Questões sobre a cena contemporânea sempre estiveram presentes em nossas práticas artísticas e de pesquisa, mas o que se compreende como contemporâneo?
Concordamos que o contemporâneo faz alusão com aquilo que existe na mesma época que vivemos, neste caso a cena contemporânea faz referência aos espetáculos e as tendências cênicas que estão presentes neste momento histórico. Mas, como afirmaria Pavis (2016, p. 61),
O contemporâneo está atrapalhado entre o passado e o futuro: se pode ver como aquilo que acaba de superar o passado e se constitui como um presente palpitante, também se pode-lhe imaginar como aquilo que não tarda em ser superado, sem saber quando nem porque [sic]. Pelo geral o teatro contemporâneo faz referência [sic] a uma forma ou estética, uma prática procedente de alguma ruptura, de um giro ou período, de uma experiência que ainda não tem sido superada ou questionada, mas quem quiser definir uma arte contemporânea pronto se atrapalharia com a impossibilidade de estabelecer um roteiro de critérios e limites.¹
Nesta ordem de ideias, a cena contemporânea está nutrida de práticas e estéticas indefinidas, já não podemos só falar do teatro, agora novas formas expressivas que não são só teatro se acham dentro das artes da cena. As fronteiras das artes cênicas são diversas, o que permite perceber dentro desta prática múltiplas propostas que vão do interdisciplinar até o transdisciplinar, ou mesmo o indisciplinar.
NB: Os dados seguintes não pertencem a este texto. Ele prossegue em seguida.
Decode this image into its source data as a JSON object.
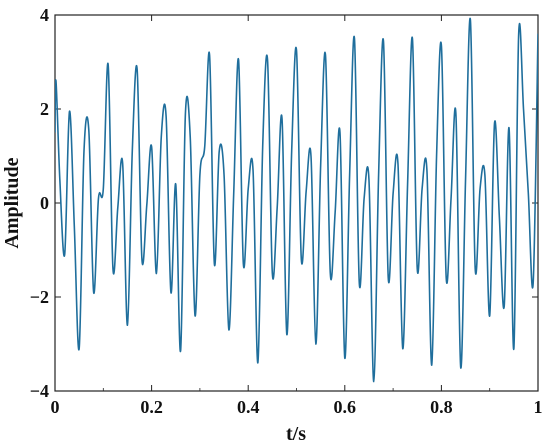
{
  "chart_data": {
    "type": "line",
    "title": "",
    "xlabel": "t/s",
    "ylabel": "Amplitude",
    "xlim": [
      0,
      1
    ],
    "ylim": [
      -4,
      4
    ],
    "xticks": [
      0,
      0.2,
      0.4,
      0.6,
      0.8,
      1
    ],
    "xtick_labels": [
      "0",
      "0.2",
      "0.4",
      "0.6",
      "0.8",
      "1"
    ],
    "yticks": [
      -4,
      -2,
      0,
      2,
      4
    ],
    "ytick_labels": [
      "−4",
      "−2",
      "0",
      "2",
      "4"
    ],
    "grid": false,
    "legend": "none",
    "line_color": "#1f6e9c",
    "series": [
      {
        "x": [
          0,
          0.002,
          0.01,
          0.02,
          0.03,
          0.04,
          0.05,
          0.06,
          0.07,
          0.08,
          0.09,
          0.1,
          0.11,
          0.12,
          0.13,
          0.14,
          0.15,
          0.16,
          0.17,
          0.18,
          0.19,
          0.2,
          0.21,
          0.22,
          0.23,
          0.24,
          0.25,
          0.26,
          0.27,
          0.28,
          0.29,
          0.3,
          0.31,
          0.32,
          0.33,
          0.34,
          0.35,
          0.36,
          0.37,
          0.38,
          0.39,
          0.4,
          0.41,
          0.42,
          0.43,
          0.44,
          0.45,
          0.46,
          0.47,
          0.48,
          0.49,
          0.5,
          0.51,
          0.52,
          0.53,
          0.54,
          0.55,
          0.56,
          0.57,
          0.58,
          0.59,
          0.6,
          0.61,
          0.62,
          0.63,
          0.64,
          0.65,
          0.66,
          0.67,
          0.68,
          0.69,
          0.7,
          0.71,
          0.72,
          0.73,
          0.74,
          0.75,
          0.76,
          0.77,
          0.78,
          0.79,
          0.8,
          0.81,
          0.82,
          0.83,
          0.84,
          0.85,
          0.86,
          0.87,
          0.88,
          0.89,
          0.9,
          0.91,
          0.92,
          0.93,
          0.94,
          0.95,
          0.96,
          0.97,
          0.98,
          0.99,
          1.0
        ],
        "y": [
          1.5,
          2.6,
          0.5,
          -1.1,
          1.95,
          -0.5,
          -3.1,
          1.1,
          1.55,
          -1.9,
          0.1,
          0.3,
          2.95,
          -1.4,
          -0.1,
          0.85,
          -2.6,
          1.1,
          2.85,
          -1.2,
          -0.05,
          1.2,
          -1.5,
          1.4,
          1.85,
          -1.9,
          0.4,
          -3.15,
          1.9,
          1.4,
          -2.4,
          0.6,
          1.2,
          3.15,
          -1.3,
          1.1,
          0.6,
          -2.7,
          0.2,
          3.05,
          -1.3,
          0.3,
          0.7,
          -3.4,
          1.2,
          3.05,
          -1.5,
          -0.1,
          1.8,
          -2.8,
          1.1,
          3.25,
          -1.2,
          0.25,
          1.0,
          -3.0,
          0.8,
          3.15,
          -1.5,
          -0.2,
          1.5,
          -3.3,
          0.6,
          3.5,
          -1.7,
          0.1,
          0.5,
          -3.8,
          0.6,
          3.45,
          -1.6,
          0.2,
          0.85,
          -3.1,
          0.4,
          3.5,
          -1.4,
          0.3,
          0.7,
          -3.45,
          1.0,
          3.35,
          -1.6,
          0.1,
          1.9,
          -3.5,
          0.5,
          3.9,
          -1.4,
          0.3,
          0.6,
          -2.4,
          1.7,
          -0.3,
          -2.2,
          1.6,
          -3.1,
          3.6,
          2.0,
          0.2,
          -1.7,
          3.6
        ]
      }
    ]
  }
}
As artes cênicas na contemporaneidade já não têm uma preocupação profunda pelo conflito em termos de forças em disputa
, não têm um grande interesse em estudar a construção da personagem, mas a potência da cena contemporânea é que tudo está em permanente busca, temos, por exemplo, grupos de grande trajetória que trabalham na procura e construção de uma cena com os elementos tradicionais, mas no mesmo tempo-espaço, outras experiências estéticas que vão em caminhos mais performativos, em que a experiência tanto do espectador como da pessoa que realiza a ação é o mais importante. A cena contemporânea se constrói do tradicional, antigo e do novo, não pretende uma única verdade, quiçá as verdades estéticas não sejam interesse das práticas cênicas contemporâneas.
Por isso falar da cena contemporânea não pode limitar-se a descrever as novas e múltiplas práticas, porque também cabe falar do tradicional. A cena contemporânea permite o convívio entre formas cênicas construídas a partir das práticas que aprofundam nas técnicas de Stanislavski, Grotowsky, Meyerhold, ao mesmo tempo se explora as propostas da performance de Abramovic, ou do trabalho de Pina Bausch. Quebra fronteiras como quando um artigo do jornal on-line diz:
Daily Beast
²apresenta famosos atores de cinema utilizando a performance como prática estética, como o caso de Milla Jovovich que ficou dentro de um cubo de acrílico por seis horas onde era invadida por todo tipo de eletrodomésticos até ficar quase asfixiada, na Bienal de Veneza numa prática da artista Tara Sulkoff ou de Joaquim Fênix que declarou sua retirada do cinema para aparecer esporadicamente um pouco desalinhado questionando temas de interesse mundial.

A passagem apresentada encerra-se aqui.